À défaut, en pleine crise du capitalisme, cette enivrante “sobriété choisie” ne sera jamais que le nouvel emballage publicitaire d’une “pauvreté subie,” qui pèsera toujours d’abord sur les épaules des classes populaires.
Le grand mérite du livre de Paul Magnette est d’avoir théorisé cette crise, et d’avoir suspendu au mur de la gauche belge un superbe cadre théorique.
Beau, mais vide. Il fallait oser le faire, et il l’a fait. Mais la question suivante reste béante.
Alors que la maison brûle, comment peindre à présent le tableau… et avec qui ?

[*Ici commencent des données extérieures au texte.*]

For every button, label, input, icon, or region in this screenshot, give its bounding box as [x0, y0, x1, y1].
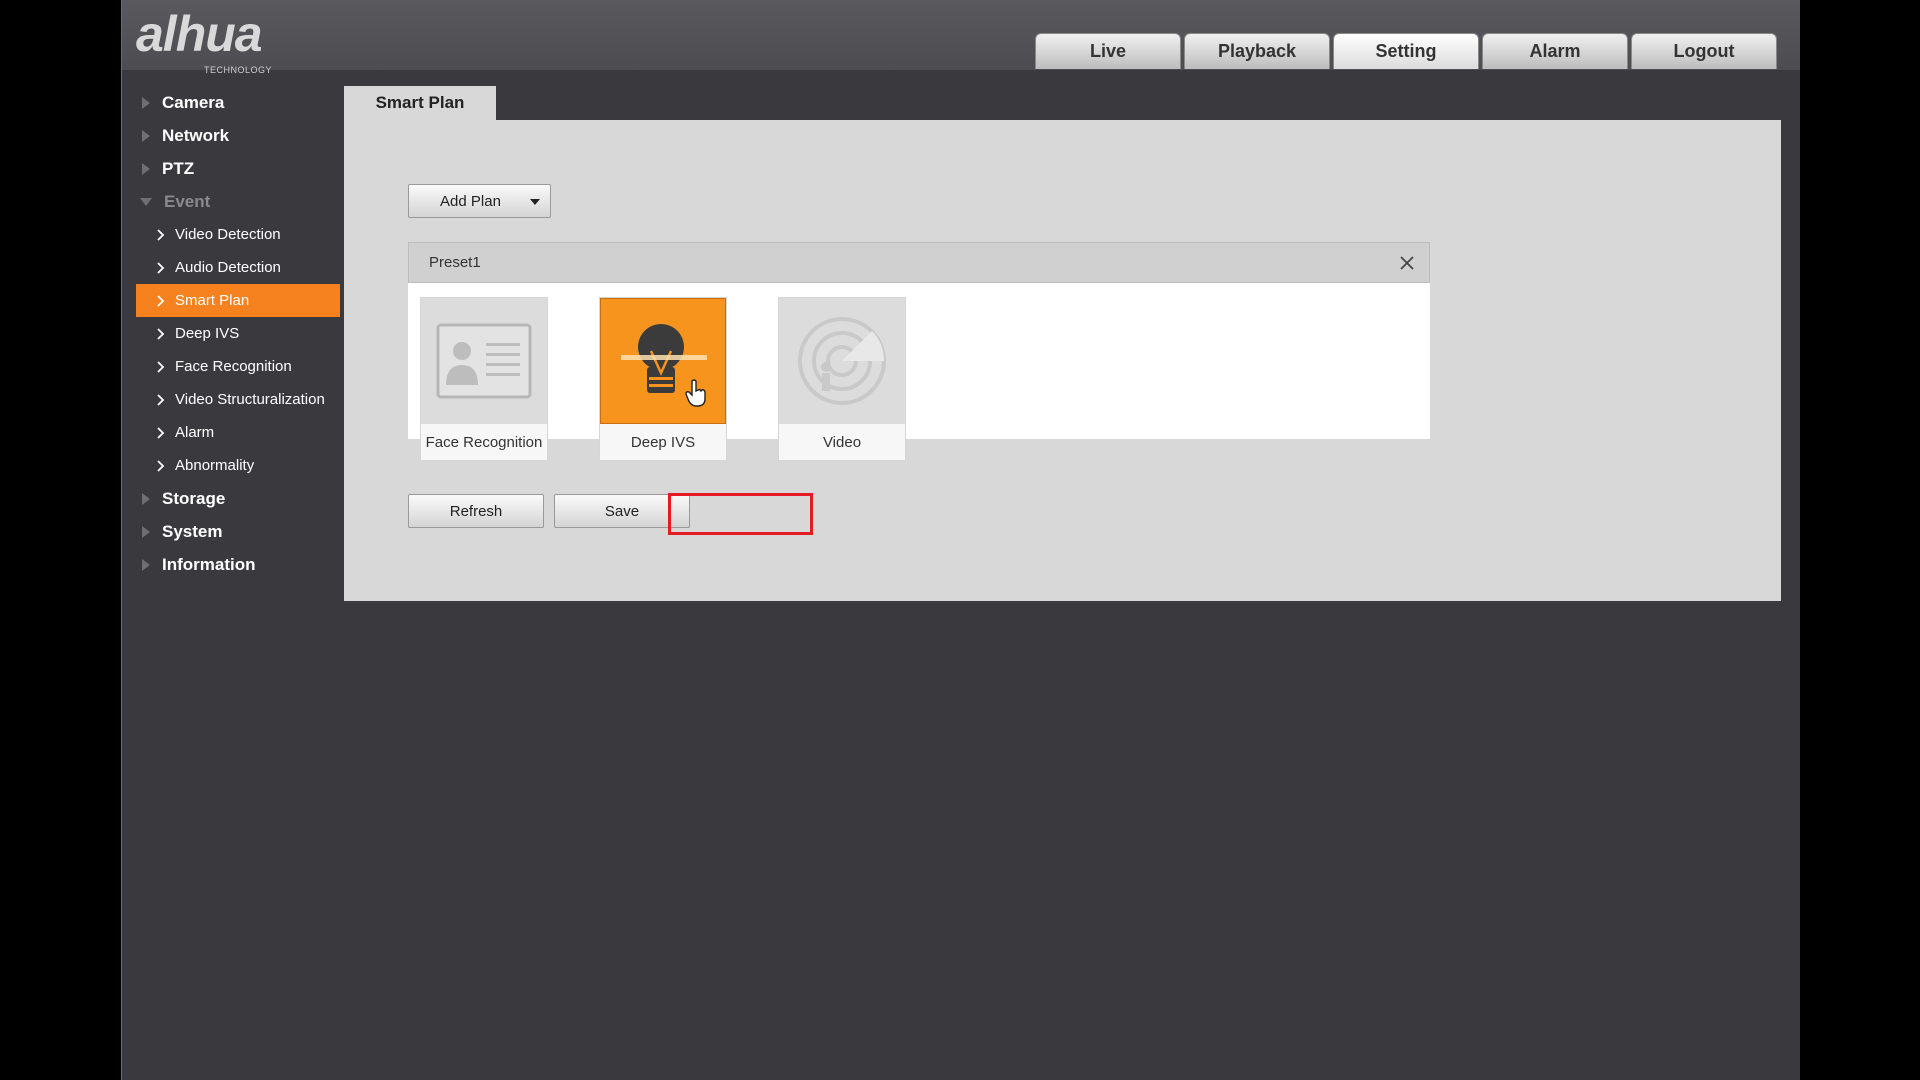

Claude Semal, le 21 octobre 2022.

(1) Parlant de la “planète rouge”, c’est à dire de Mars, Daniel fit en scène un joli lapsus : “…coloniser la planète Marx” ;-). A lire de Daniel Tanuro : “L’impossible capitalisme vert” (La Découverte, 2010) et “Trop tard pour être pessimiste, écosocialisme ou effondrement” (Textuel, 2020).
(2) Le débat était modéré par Sofia Cotsaglou (RTBF)
(3) Paul Magnette, “La Vie Large, manifeste éco-socialiste” (La Découverte, 2022)
(4) Avant de causer “planification”, Magnette avait pondu un bouquin sur la “panification” : “Le Chant du Pain” (2019, La Renaissance du Livre”).
(5) Au cours du débat, D. Tanuro a estimé que les “dix points” proposés par Magnette “n’étaient pas à la hauteur du livre“. Je suis moins sévère que lui. Ce n’est pas le “programme” de transition de Trotski, mais c’est déjà, me semble-t-il, l’esquisse d’un vrai programme de rupture.
(6) https://www.ps.be/discours-paul-magnette-25-septembre-2022-congres-parti-socialiste-ulb

3 Commentaires
  • Jean Deroubaix
    Publié à 19:00h, 29 octobre

    Quelle naïveté d’encore accordé le moindre crédit à un Paul Magnette qui passe allègrement d’une position de “gauche” à l’accord avec des politiques libérales au pire sens du terme; Un Paul Magnette qui met ses “espoirs” dans l’UE, c’est-à-dire dans l’organe le plus pur du capitalisme, l’agent et le porte-parole des actionnaires.
    Paul Magnette n’a en vue que ses carrières universitaires et politiques. Son seul talent est celui du sophiste au pire sens de ce mot, d’embrouiller d’idées.

  • Guy Leboutte
    Publié à 12:34h, 29 octobre

    “En même temps”, Magnette déclare à L’echo:: “La Vivaldi a été conçue pour durer 10 ans” .
    https://www.lecho.be/economie-politique/belgique/federal/paul-magnette-president-du-ps-la-vivaldi-a-ete-concue-pour-durer-10-ans/10424032.html

    • Semal
      Publié à 17:23h, 29 octobre

      J’ai vu ça. C’est insupportable. Tant que les socio-démocrates n’articuleront pas un projet, une stratégie, avec des pratiques, des tactiques et des alliances concrètes, ils colporteront la pire image de la politique … et d’eux-mêmes.

  • Marc Jacquemain
    Publié à 17:42h, 22 octobre

    Même Elio di Rupo, dans les moments où le PS était en difficulté, a pu prendre une “attitude” de gauche. Je le revois encore en pull a col roulé (rouge) débattre devant une salle pleine, à la maison du peuple de Saint Gilles (si mes souvenirs sont bons) entre une députée de “Die Linke” et un député européen Ecolo. Mais pour passer du discours à la pratique, il faut un changement complet d’imaginaire, ce qui est totalement étranger aux pratiques, routines et au savoir-faire du PS “mainstream”. (cela se passait au début des années 2000 et rien n’a changé en 20 ans). On verra comment ce discours va se traduire en pratique, mais ne faisons pas la fine bouche : la recension était intéressante, je vais lire le livre.